Concord High School Community
The report is also an example of a "non-report" - I clicked on the link to it expecting to find that the use of the iPod had somehow frustrated a teacher into losing his temper. I have written about the use of iPods in the classroom - I had wondered what the student was doing. Clearly the iPod had very little to do with the story - the student could have left a mobile phone, a book, a jacket, or his chewing gum behind. The outcome would probably have been the same.
It turns out the teacher had a track record of violence - the headline writer in EducationTechNews should think carefully about what they write.
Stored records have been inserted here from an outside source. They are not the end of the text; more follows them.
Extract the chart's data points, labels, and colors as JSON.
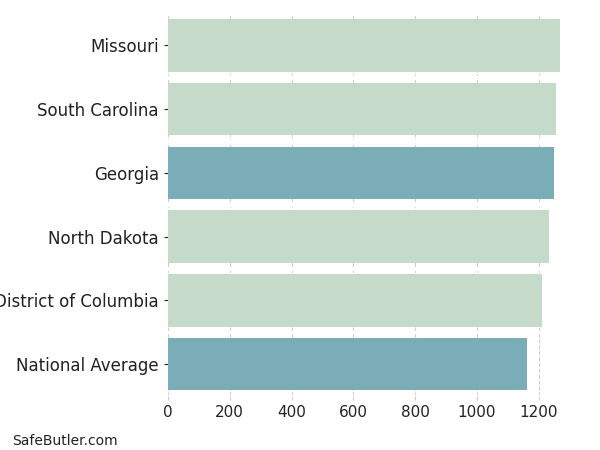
{
  "categories": [
    "National Average",
    "District of Columbia",
    "North Dakota",
    "Georgia",
    "South Carolina",
    "Missouri"
  ],
  "values": [
    1163,
    1209,
    1234,
    1248,
    1255,
    1268
  ],
  "colors": [
    "#7BADB9",
    "#C5DAC8",
    "#C5DAC8",
    "#7BADB9",
    "#C5DAC8",
    "#C5DAC8"
  ],
  "xlim": [
    0,
    1340
  ],
  "xticks": [
    0,
    200,
    400,
    600,
    800,
    1000,
    1200
  ],
  "background_color": "#ffffff",
  "bar_height": 0.82,
  "grid_color": "#cccccc",
  "text_color": "#222222",
  "footnote": "SafeButler.com",
  "footnote_fontsize": 10,
  "label_fontsize": 12,
  "tick_fontsize": 11
}
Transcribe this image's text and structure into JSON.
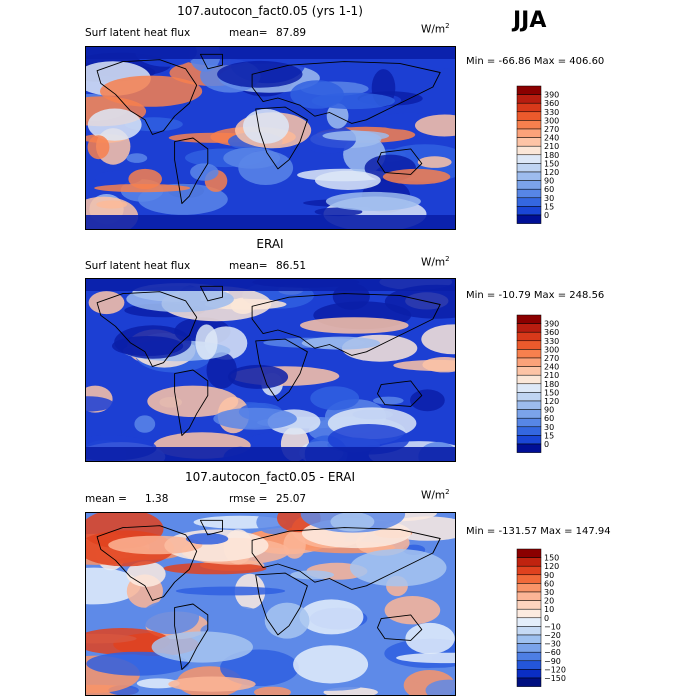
{
  "season": "JJA",
  "panels": [
    {
      "title": "107.autocon_fact0.05 (yrs 1-1)",
      "left_label": "Surf latent heat flux",
      "stat1_label": "mean=",
      "stat1_value": "87.89",
      "stat2_label": "",
      "stat2_value": "",
      "units": "W/m",
      "units_sup": "2",
      "minmax": "Min = -66.86 Max = 406.60",
      "colorbar": {
        "levels": [
          "390",
          "360",
          "330",
          "300",
          "270",
          "240",
          "210",
          "180",
          "150",
          "120",
          "90",
          "60",
          "30",
          "15",
          "0"
        ],
        "colors": [
          "#8b0000",
          "#b81d10",
          "#d8391a",
          "#ec5a2c",
          "#f7804e",
          "#fba27a",
          "#fdc4a6",
          "#fbe7d8",
          "#dde8f7",
          "#bfd4f2",
          "#9dbcee",
          "#7ba3ea",
          "#5786e6",
          "#3467e0",
          "#1a46d6",
          "#000f96"
        ]
      },
      "map_palette": [
        "#0a1fa8",
        "#1c3fd3",
        "#3060e0",
        "#5a86e8",
        "#9dbcee",
        "#dde8f7",
        "#fdc4a6",
        "#f7804e"
      ]
    },
    {
      "title": "ERAI",
      "left_label": "Surf latent heat flux",
      "stat1_label": "mean=",
      "stat1_value": "86.51",
      "stat2_label": "",
      "stat2_value": "",
      "units": "W/m",
      "units_sup": "2",
      "minmax": "Min = -10.79 Max = 248.56",
      "colorbar": {
        "levels": [
          "390",
          "360",
          "330",
          "300",
          "270",
          "240",
          "210",
          "180",
          "150",
          "120",
          "90",
          "60",
          "30",
          "15",
          "0"
        ],
        "colors": [
          "#8b0000",
          "#b81d10",
          "#d8391a",
          "#ec5a2c",
          "#f7804e",
          "#fba27a",
          "#fdc4a6",
          "#fbe7d8",
          "#dde8f7",
          "#bfd4f2",
          "#9dbcee",
          "#7ba3ea",
          "#5786e6",
          "#3467e0",
          "#1a46d6",
          "#000f96"
        ]
      },
      "map_palette": [
        "#0a1fa8",
        "#1c3fd3",
        "#3060e0",
        "#5a86e8",
        "#9dbcee",
        "#dde8f7",
        "#fbe7d8",
        "#fdc4a6"
      ]
    },
    {
      "title": "107.autocon_fact0.05 - ERAI",
      "left_label": "",
      "stat1_label": "mean =",
      "stat1_value": "1.38",
      "stat2_label": "rmse =",
      "stat2_value": "25.07",
      "units": "W/m",
      "units_sup": "2",
      "minmax": "Min = -131.57 Max = 147.94",
      "colorbar": {
        "levels": [
          "150",
          "120",
          "90",
          "60",
          "30",
          "20",
          "10",
          "0",
          "−10",
          "−20",
          "−30",
          "−60",
          "−90",
          "−120",
          "−150"
        ],
        "colors": [
          "#8b0000",
          "#c0230f",
          "#e0421f",
          "#f16a3a",
          "#f99468",
          "#fcb596",
          "#fdd4bf",
          "#fdebe0",
          "#e4eefb",
          "#c6daf5",
          "#9fc1f0",
          "#7aa3ea",
          "#4d7ee4",
          "#2456da",
          "#0a2ec4",
          "#000f80"
        ]
      },
      "map_palette": [
        "#2f5fe0",
        "#5e8ae8",
        "#a7c4f0",
        "#e4eefb",
        "#fdebe0",
        "#fcb596",
        "#f99468",
        "#e0421f"
      ]
    }
  ]
}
In this case a perfectly "innocent" gadget is deemed to be the cause of the problem, while it is better regarded as an aid to education - not the cause of discipline problems in class. A more accurate headline in my view is this one about the same case:
Monroe, NJ high school gym teacher Allen Rushing sentenced to 90 days for physical confrontation with student.
In searching on-line for a suitable graphic for this post I came across the one above on the Concord High School Community website. This K12 school is located in California. Interestingly, most of the school's home page is covered in rules (rather than education material) - including this one: Keep Cell Phone and MP3 Players Off and Out of Sight 7:10am to 3:10pm.
I know schools have to have rules, I hated almost them all - especially the ones about long hair. But preventing students from using their iPods or phones (8 hours as in above example) is just ridiculous. There are signs all over my own College which state (among other things) that mobile phones must be turned off in the classroom. I tell my students to ignore this and that they must turn ON their mobile phones.